SCD starts at the DNA level while making the building blocks of the hemoglobin (Hb: the oxygen transport in red blood cells (RBC)). A new protein formed by faulty coding: mutation. This makes The Hb less stable. Any hypoxia ( reduce oxygen pressure due to high altitude, dehydration …) will cause the Hb to precipitate, pulling the membrane along and causing leaking of potassium & water out of the RBC and calcium influx. This will result in red blood cell dehydration and the RBC loose it's biconcave disc form to a sickled one. If the hypoxia corrected in reasonable time the RBC may retain to normal shape, and it is only called pseudosickled. If not it'll take a more lunar shape and become sickled for good: sickled cell. Such cell has sharp surface and it affects it surroundings ( blood vessel, activate platelet..) and it clumps with each other occluding small blood vessels causing the famous pain. The smallest vessels are the easiest to clog, hence bone is the most common site of such crisis. The vasooccluasive crisis can happen anywhere in the body, including the brain and that is why the SCD patient has high prevalence of strokes – and at younger age-compare to the general population. Other common sites are the spleen ( which they usually lose by adulthood due to frequent infarcts, a phenomena known as autosplenectomy) and the lung, where it cause the life threatening acute chest syndrome.

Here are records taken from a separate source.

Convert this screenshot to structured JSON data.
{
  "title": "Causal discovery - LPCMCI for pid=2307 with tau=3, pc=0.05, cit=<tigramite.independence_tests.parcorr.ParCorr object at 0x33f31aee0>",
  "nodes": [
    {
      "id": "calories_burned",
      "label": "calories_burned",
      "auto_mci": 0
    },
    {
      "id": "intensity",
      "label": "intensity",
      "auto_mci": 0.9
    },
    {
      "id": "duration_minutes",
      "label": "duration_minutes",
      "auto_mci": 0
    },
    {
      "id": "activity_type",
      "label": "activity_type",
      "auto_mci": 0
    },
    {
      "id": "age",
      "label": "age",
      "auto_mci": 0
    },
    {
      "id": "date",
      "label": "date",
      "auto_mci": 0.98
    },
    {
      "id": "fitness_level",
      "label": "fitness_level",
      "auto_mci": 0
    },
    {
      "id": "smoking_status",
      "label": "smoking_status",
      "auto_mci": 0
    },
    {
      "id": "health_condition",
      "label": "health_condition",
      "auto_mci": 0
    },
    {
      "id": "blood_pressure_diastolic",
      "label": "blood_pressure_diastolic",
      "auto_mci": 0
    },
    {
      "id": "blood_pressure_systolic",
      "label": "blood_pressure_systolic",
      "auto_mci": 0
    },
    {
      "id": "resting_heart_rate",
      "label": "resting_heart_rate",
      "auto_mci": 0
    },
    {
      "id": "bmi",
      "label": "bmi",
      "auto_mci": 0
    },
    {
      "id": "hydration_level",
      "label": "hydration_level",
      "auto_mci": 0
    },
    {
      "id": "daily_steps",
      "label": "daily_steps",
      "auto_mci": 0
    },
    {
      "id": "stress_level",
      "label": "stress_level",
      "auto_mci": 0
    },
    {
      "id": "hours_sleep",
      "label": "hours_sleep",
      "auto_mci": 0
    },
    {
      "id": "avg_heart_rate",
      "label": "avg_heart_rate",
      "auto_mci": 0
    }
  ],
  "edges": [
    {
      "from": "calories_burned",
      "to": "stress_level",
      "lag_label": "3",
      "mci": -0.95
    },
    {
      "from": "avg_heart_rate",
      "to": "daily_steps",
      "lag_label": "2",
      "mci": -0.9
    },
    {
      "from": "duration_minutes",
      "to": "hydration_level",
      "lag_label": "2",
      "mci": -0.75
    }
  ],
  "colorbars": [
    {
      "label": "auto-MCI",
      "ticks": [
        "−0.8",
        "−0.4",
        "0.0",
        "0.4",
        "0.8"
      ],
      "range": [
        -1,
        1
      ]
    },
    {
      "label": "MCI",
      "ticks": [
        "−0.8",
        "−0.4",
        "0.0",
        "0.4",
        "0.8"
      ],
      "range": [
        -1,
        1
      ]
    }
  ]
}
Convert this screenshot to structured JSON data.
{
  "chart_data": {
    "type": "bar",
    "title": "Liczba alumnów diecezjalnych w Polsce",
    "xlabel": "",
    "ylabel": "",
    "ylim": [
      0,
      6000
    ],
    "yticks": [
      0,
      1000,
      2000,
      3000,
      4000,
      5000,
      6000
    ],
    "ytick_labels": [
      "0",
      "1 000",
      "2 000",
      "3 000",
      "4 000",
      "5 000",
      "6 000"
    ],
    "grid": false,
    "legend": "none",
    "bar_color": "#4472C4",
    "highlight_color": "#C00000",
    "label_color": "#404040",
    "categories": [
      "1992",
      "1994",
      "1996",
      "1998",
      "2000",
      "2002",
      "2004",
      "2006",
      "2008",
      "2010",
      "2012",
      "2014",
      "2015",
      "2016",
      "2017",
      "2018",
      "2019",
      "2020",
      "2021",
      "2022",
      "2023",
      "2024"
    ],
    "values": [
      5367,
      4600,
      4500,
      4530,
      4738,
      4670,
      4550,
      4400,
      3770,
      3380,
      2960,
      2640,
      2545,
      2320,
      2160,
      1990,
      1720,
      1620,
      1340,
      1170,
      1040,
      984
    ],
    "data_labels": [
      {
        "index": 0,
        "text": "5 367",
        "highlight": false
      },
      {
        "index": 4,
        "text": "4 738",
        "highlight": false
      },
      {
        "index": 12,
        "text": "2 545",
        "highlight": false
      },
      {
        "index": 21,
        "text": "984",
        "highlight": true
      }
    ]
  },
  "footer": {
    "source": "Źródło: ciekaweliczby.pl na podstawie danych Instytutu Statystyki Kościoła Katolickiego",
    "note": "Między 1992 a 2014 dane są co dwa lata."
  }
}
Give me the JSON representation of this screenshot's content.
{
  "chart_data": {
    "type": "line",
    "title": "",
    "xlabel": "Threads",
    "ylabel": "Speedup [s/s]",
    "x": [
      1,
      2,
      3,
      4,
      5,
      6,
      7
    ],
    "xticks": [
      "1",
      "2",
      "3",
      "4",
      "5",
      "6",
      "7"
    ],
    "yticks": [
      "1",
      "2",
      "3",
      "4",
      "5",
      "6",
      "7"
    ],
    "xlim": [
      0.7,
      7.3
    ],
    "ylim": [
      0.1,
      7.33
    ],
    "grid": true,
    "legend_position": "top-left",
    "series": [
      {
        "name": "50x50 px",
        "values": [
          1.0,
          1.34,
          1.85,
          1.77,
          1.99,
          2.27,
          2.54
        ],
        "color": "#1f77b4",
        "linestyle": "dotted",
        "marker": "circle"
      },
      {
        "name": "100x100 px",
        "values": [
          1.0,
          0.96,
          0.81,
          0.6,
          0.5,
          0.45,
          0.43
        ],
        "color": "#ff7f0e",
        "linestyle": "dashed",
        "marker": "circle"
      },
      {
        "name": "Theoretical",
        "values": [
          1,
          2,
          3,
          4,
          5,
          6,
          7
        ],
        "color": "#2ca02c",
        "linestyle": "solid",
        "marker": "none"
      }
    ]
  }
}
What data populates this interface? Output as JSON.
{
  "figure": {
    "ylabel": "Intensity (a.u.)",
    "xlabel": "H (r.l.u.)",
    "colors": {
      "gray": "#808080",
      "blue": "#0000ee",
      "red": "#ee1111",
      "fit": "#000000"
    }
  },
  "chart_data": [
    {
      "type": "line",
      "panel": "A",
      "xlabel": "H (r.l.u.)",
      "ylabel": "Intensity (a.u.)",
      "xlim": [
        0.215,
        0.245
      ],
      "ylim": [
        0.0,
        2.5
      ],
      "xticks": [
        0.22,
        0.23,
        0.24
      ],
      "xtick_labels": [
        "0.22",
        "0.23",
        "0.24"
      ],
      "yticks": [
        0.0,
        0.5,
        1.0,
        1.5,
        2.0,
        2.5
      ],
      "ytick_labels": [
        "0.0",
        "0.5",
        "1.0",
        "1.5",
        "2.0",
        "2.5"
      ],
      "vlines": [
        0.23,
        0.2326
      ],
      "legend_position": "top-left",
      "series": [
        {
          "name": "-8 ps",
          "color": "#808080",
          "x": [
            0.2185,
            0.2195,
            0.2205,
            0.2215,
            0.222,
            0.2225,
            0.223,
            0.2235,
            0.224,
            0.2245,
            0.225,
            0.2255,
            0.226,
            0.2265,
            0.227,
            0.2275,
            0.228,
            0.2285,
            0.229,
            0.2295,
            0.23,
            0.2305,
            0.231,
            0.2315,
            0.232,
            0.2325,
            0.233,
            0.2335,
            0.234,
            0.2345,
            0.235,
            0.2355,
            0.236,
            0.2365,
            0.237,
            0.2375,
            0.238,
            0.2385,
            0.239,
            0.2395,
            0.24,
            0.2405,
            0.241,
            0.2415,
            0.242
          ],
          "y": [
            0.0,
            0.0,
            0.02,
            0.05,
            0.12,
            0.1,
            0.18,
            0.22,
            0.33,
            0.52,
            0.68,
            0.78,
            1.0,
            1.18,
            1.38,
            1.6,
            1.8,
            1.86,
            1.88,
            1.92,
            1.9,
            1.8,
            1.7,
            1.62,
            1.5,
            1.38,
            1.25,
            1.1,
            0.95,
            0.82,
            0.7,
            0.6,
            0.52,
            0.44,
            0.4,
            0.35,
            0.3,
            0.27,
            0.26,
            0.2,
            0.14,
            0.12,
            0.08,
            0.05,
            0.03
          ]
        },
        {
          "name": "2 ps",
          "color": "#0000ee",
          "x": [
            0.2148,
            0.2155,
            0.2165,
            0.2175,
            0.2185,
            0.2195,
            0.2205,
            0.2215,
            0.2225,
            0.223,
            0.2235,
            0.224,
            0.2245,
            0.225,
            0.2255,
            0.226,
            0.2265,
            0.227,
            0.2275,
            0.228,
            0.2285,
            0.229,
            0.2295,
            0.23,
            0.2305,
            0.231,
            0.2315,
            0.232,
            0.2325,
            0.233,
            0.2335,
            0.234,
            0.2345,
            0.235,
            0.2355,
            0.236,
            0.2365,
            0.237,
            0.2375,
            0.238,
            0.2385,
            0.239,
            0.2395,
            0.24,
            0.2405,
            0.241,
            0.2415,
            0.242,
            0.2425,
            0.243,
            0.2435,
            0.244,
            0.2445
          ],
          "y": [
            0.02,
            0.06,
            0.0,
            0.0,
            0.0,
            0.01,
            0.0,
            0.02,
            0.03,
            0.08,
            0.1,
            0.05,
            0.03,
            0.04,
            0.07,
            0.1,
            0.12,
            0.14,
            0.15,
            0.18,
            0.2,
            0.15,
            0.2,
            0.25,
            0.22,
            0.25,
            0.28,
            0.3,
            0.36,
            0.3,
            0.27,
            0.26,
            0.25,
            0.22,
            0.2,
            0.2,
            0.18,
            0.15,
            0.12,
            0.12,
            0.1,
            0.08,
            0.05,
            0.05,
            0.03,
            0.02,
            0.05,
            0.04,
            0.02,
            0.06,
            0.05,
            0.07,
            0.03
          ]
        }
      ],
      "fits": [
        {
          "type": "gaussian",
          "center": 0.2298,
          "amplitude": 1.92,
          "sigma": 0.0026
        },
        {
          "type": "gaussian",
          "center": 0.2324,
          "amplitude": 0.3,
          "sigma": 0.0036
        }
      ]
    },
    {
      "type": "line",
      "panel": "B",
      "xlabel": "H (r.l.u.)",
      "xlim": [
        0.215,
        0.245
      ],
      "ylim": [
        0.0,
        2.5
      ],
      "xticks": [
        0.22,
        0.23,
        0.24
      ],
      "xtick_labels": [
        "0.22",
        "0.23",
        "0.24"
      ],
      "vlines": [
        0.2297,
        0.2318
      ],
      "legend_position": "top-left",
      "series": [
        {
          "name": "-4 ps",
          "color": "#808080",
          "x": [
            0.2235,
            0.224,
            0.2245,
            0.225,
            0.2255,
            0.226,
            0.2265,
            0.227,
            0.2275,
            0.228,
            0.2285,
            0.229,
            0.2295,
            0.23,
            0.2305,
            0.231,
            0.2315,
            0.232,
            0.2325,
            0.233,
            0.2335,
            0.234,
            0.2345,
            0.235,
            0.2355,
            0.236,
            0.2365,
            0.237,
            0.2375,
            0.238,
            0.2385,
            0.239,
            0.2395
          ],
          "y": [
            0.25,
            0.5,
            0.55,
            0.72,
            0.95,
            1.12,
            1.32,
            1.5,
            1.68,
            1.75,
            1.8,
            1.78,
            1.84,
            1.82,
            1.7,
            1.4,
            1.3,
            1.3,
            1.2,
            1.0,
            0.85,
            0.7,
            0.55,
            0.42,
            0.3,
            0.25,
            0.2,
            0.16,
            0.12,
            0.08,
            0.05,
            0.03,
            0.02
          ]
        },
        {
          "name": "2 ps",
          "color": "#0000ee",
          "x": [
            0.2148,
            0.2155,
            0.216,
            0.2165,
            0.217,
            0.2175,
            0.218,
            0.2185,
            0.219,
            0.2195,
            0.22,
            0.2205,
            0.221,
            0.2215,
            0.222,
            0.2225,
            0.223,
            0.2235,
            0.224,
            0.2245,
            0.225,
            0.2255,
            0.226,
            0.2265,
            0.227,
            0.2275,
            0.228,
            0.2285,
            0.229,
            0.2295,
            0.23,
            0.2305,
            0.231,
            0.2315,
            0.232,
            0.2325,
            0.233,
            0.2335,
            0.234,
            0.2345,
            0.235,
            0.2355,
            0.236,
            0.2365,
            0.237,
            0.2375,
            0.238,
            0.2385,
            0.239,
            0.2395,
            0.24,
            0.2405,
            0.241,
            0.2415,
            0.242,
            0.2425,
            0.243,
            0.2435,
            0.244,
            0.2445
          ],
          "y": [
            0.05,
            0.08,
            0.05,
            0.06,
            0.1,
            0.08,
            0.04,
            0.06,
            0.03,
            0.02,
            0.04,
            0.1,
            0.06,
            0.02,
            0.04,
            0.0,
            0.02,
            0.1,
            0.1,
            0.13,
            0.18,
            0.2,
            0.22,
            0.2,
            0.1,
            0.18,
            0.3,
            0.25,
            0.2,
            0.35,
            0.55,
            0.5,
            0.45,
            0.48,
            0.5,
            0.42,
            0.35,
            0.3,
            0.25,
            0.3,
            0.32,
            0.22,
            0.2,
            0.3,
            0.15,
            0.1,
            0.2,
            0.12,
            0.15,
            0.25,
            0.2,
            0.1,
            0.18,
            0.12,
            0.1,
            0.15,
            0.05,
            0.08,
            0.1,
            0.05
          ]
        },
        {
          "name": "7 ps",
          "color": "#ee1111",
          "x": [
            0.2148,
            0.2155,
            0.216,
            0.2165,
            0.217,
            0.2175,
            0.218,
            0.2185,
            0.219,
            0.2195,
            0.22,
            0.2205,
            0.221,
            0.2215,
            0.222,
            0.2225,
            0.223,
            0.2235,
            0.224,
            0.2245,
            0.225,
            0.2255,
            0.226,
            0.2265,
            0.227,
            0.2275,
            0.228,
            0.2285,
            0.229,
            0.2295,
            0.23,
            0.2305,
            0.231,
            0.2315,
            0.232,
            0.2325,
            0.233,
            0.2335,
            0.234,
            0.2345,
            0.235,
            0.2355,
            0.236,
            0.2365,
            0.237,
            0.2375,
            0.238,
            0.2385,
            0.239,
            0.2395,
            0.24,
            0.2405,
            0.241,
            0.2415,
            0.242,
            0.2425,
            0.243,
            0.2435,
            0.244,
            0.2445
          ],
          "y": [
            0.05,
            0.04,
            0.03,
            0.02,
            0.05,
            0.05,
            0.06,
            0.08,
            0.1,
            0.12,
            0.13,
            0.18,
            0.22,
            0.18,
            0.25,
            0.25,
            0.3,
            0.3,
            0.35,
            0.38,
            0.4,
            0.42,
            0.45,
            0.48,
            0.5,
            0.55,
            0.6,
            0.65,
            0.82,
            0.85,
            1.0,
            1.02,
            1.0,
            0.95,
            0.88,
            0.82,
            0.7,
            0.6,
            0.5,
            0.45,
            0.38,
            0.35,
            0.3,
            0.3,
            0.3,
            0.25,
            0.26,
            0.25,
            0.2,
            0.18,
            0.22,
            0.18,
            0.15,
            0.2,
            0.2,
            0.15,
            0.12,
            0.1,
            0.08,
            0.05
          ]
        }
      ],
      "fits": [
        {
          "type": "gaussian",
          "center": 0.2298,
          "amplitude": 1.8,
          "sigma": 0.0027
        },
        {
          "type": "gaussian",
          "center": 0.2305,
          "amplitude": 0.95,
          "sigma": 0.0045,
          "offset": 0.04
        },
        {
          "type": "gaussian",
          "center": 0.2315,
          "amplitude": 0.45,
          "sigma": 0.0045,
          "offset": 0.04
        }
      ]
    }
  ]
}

Back to life as a senior medical student. Will we are expected to work like interns except we got some teaching and don't have to write stupid discharges and referrals. But we need to clerk , assess, format a plan and write it up in the hospital system. And we have a tiny tyny book that we need to fill with procedures and reflections and such.. and that reminds me I need to write my case  now and read about Hodgkin lymphoma!

See you soon.

Old Up date

 Hi,
I wrote this months ago. I guess I'll post it because it was written in the middle of exam chaos and I need to document my feeling, the uncertainty I am sure every med students will experience! Thankfully it turned  out I did quite well.
====I had finished my OSCEs.   I blow them big times. The easiest stations especially.  I think I'll need to  take a reset. It was so awful I could see the disappointment in my doctors –mentors_ faces. 

I am not sure what went wrong because I  kept omitting major parts of each station.  Example: I kept telling myself not to forget PR & genital exam & at least mention about the ideal exposure .. I walked out of the exam room without even mentioning them.  Every time I get out of an examination station I remember things I was supposed to do.  This happen with every station. Every single one.

Never mind,

Tomorrow  I'll have my first written.   Couldn't study today or didn't want too! I covered the whole material last week & I know I need to reread but I spent half an hour staring at my notes & then decide not to read. 12 hours break..I repeat my exam is tomorrow..  no feeling. Not even A tiny winy feeling of guilt.

Oh and the elective things, it is cancelled. I will do it locally now.

I just need to read the cardio part, not only for the exam but also because I hate cardio & rarely read about it.

2 more exam blocks . Let's pray I pass.